(1) Begging the question is entirely different than stating an opinion. An opinion is never a logical fallacy, by definition.
(2) Cooperation is not sharing. Again, by definition.
(3) Cooperation is not optimization. Optimization may include cooperation, but does not require it. Sometimes cooperation is less efficient. Optimization can be achieved through automation reducing the resources and people required thereby eliminating cooperation entirely.
(4) Two problems with the Amish as an example of a sharing economy. First, it is bad logic to take a tiny community (The Amish are 0.02783% of the global population) and apply it to the whole of humanity. There is certainly evidence that some systems of governance and economics will not work based upon geography. Humans have encountered many different geographical problems on this planet and have made many different systems to facilitate living in those regions. One size will not fit all. Second, the Amish help each other, but they can exclude those who do not follow their strict rules with out resorting to murder, and they are fairly capitalistic in their economic activities. You are mistaking a religious sect that limits access to technology for sharing. The Amish communities work because they account honestly for human nature and only include those willing to live by their rules. Not a good example and NOT what the Sharing Economy is as described by the article. A microcosm is not an economy - an example of sharing system that works would be the ancient monasteries of medieval Europe. However, that is a monastery not an economy. The whole of the European economy did not function that way. Small groups may share in a commune system, but this is the exception and not the rule.

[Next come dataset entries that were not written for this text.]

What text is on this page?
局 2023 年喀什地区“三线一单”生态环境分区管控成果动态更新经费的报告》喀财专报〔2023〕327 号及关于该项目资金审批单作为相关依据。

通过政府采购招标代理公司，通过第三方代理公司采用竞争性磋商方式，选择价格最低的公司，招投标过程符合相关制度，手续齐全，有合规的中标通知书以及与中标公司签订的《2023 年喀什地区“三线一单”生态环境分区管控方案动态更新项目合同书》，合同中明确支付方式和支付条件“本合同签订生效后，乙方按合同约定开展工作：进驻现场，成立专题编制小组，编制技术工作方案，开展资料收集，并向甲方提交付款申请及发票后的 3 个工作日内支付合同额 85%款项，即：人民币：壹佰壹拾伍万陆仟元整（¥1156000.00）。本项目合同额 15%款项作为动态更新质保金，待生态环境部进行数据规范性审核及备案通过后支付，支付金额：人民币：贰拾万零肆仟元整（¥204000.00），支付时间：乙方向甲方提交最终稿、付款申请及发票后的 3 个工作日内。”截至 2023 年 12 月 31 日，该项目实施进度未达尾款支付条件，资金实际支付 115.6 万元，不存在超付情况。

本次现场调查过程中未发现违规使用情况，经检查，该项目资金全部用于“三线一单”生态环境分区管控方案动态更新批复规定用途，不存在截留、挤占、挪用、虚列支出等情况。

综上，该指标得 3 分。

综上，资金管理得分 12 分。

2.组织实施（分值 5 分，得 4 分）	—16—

(5) > Just because most men are to stupid to value the spiritual truth of "You receive what you give", and "Treat others how you want to be treated" in spite of man's obsessive path of destruction, this in no way negates man's potential to live a harmonious and in unity with all things. Both of these quotes are not basic human nature. They are ideals that humans strive to achieve. The facts, the demonstrable facts, are different: You do not receive what you give - you receive based upon your ability to convince others - what you labor is worth, what your service is worth, etc. You may treat others how you want to be treated but they are under no obligation to do the same to you and very often don't care enough to notice. Ideals are wonderful, but they are not something upon which a real working economy is based. Whining about that cruel fact has been the foiled battle cry of every Utopian with an IDEA that the whole world would be BETTER if everyone just GOT ALONG! But humans are humans and aren't changing very fast -- certainly not as fast as our technology. Complaining about the selfishness of humans is not, has not, will not change human nature. Again, in order to build a stable economic system that works for everyone, human nature in all of its variety must be honestly accounted. Crying about how the majority of the human race doesn't live up to the ideal values promoted by any decent philosophy is wasting time and effort. None of us can change the human race. Let me state that again: NONE of US can change the HUMAN race. We have neither the tools to do so nor the ethical trust required to make such modifications to our progeny.

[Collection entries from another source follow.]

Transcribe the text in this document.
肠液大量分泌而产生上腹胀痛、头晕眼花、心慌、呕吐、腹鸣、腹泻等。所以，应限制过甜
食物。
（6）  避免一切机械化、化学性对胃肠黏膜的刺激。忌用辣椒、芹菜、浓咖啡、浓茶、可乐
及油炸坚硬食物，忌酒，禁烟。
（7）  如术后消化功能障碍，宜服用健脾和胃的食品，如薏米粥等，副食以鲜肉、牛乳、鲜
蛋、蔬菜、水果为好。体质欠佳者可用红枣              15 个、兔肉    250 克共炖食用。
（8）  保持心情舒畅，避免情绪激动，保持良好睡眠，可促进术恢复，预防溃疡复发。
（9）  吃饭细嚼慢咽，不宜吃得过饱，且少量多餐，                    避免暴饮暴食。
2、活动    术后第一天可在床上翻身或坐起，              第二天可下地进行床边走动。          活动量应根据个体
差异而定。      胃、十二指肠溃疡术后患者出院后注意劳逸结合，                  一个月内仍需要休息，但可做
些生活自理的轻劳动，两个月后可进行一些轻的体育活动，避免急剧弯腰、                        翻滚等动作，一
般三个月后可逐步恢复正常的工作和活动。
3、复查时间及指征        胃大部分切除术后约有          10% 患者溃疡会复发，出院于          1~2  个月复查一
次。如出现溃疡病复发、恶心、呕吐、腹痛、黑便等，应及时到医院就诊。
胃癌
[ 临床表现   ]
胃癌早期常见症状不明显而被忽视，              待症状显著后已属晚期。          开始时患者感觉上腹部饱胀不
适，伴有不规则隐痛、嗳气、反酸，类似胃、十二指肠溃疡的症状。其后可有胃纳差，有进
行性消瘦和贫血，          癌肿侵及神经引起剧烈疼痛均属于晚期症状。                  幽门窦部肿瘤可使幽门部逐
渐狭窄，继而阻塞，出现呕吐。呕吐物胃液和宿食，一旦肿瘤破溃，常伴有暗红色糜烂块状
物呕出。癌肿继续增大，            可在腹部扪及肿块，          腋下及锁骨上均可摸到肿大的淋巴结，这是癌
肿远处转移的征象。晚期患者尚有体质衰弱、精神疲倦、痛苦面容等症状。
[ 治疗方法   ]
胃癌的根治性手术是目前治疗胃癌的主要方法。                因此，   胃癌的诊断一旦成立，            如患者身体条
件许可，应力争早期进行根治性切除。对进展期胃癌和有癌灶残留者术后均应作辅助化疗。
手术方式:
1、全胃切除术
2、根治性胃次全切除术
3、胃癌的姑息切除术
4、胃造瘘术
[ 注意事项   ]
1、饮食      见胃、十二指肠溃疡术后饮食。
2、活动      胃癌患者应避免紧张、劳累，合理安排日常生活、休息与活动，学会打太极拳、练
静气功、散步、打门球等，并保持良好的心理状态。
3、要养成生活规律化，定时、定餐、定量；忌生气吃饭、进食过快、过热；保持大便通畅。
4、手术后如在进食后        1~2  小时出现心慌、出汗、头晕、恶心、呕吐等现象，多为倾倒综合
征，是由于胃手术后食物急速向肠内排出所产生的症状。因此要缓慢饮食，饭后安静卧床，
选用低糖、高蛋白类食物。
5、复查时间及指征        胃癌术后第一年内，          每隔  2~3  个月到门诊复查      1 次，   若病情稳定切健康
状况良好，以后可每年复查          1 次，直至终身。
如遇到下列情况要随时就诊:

(6) I have no illusions that the human race as it is now will ever see an end to war and commerce - both are fundamental to who we are as a species. WE have been trading and fighting since before we had fire. War and commerce have driven every endeavor, every advancement, and continue to do so. Like gravity, this is a truth that simply is and it cares not for our opinions of its fairness, rightness, or purity. Where humans blunder most often is when we mistake our fictional ideas of who we are for our actual selves.